There have been sporadic attempts to organise messengers beginning in the mid-'80s with the Independent Couriers Association in New York City which was formed to beat the mid-town bike ban in that city. Since 1993, messengers of the world have come together to celebrate messenger culture and remember their dead (http://www.ahalenia.com/memorial/) at the annual Cycle Messenger World Championships (http://www.messengers.org/ifbma/history.html).

In the '90s fax machines and modems began to cut into the bicycle messenger business. Anecdotally, in the mid-1980s, Manhattan had 7,000 bike messengers to navigate its crowded streets; by 1994, this anecdotal number had shrunk to 2,000, although part of the story is that a race to the bottom amongst messenger company proprietors seeking market share at the expense of price led to a fall in price per job, leaving many messengers to seek other employment. Average gross earnings reportedly fell from $600 to $300 a week.

Many messengers see their occupation as a sport as well as a job. Bicycle messengers in most cities hold fairly regular urban cycle races known as "alleycats". These races are held informally, that is without notifying the authorities, on open roads and in heavy traffic, to simulate the messenger's working conditions. These should not be confused with the prestigious Cycle Messenger Championships, which take place at American, European and World levels. However, most participants in cycle messenger races, whether sanctioned or otherwise would say they compete for fun rather than primarily for competition. In recent years some particularly skilled messengers have taken an interest in racing track bicycles in velodromes, where they can shed their heavy bags and test their strength and bike-handling skills.

Nerves of Steel (http://www.iplayoutside.com/Articles/2001/03/29-Nerves.html) was published in 2000 by Rebecca 'Lambchop' Reilly and is a compelling anthology of interviews with messengers from all over the United States. Travis Hugh Culley's lively and insightful 2001 book 'The Immortal Class' chronicles his brief career as a bicycle messenger in Chicago.

There is a great yet not well-known documentary called Pedal (2001) that documents New York-based bicycle messengers.

Worldwide messengers

Although the idea of bicycle messengers originated in North America, it has now spread almost throughout the developed world.
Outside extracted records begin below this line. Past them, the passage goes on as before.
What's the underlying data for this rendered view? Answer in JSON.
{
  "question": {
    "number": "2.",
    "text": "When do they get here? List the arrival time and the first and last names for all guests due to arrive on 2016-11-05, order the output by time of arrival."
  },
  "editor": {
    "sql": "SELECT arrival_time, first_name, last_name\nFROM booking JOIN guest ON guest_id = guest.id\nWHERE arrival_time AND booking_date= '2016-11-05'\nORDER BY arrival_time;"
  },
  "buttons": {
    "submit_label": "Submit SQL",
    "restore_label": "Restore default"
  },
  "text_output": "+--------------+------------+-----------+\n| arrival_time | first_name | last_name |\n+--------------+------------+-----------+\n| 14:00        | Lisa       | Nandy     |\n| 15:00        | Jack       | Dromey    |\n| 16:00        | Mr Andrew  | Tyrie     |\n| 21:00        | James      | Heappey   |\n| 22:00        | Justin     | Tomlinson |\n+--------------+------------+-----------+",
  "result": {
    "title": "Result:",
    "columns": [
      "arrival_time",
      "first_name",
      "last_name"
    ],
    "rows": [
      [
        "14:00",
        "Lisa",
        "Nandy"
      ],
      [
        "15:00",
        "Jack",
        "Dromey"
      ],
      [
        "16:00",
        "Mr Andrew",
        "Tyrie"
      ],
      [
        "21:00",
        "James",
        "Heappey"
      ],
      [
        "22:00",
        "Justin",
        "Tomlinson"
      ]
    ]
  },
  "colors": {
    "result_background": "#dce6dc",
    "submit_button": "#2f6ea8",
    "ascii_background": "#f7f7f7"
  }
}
The attraction of this service is that it provides a cheap and fast method of sending messages around an inner-city area with heavy traffic. The bicycle messenger is most common outside America in northern and eastern Europe, with large and organised bodies of couriers in such cities as London, Berlin, Copenhagen, Budapest and Dublin, among others. There is an annual European Cycle Messenger Championships, or "ECMC", which takes place in a different city on the continent every year. Strangely, the concept has never really caught on in southern Europe, which is the heartland of world competitive cycling. As a result, there are very few bicycle couriers in France, Spain or Italy.

Outside Europe, there are large bicycle messenger scenes in Japan—notably Tokyo—and also in New Zealand and Australia, especially in Sydney.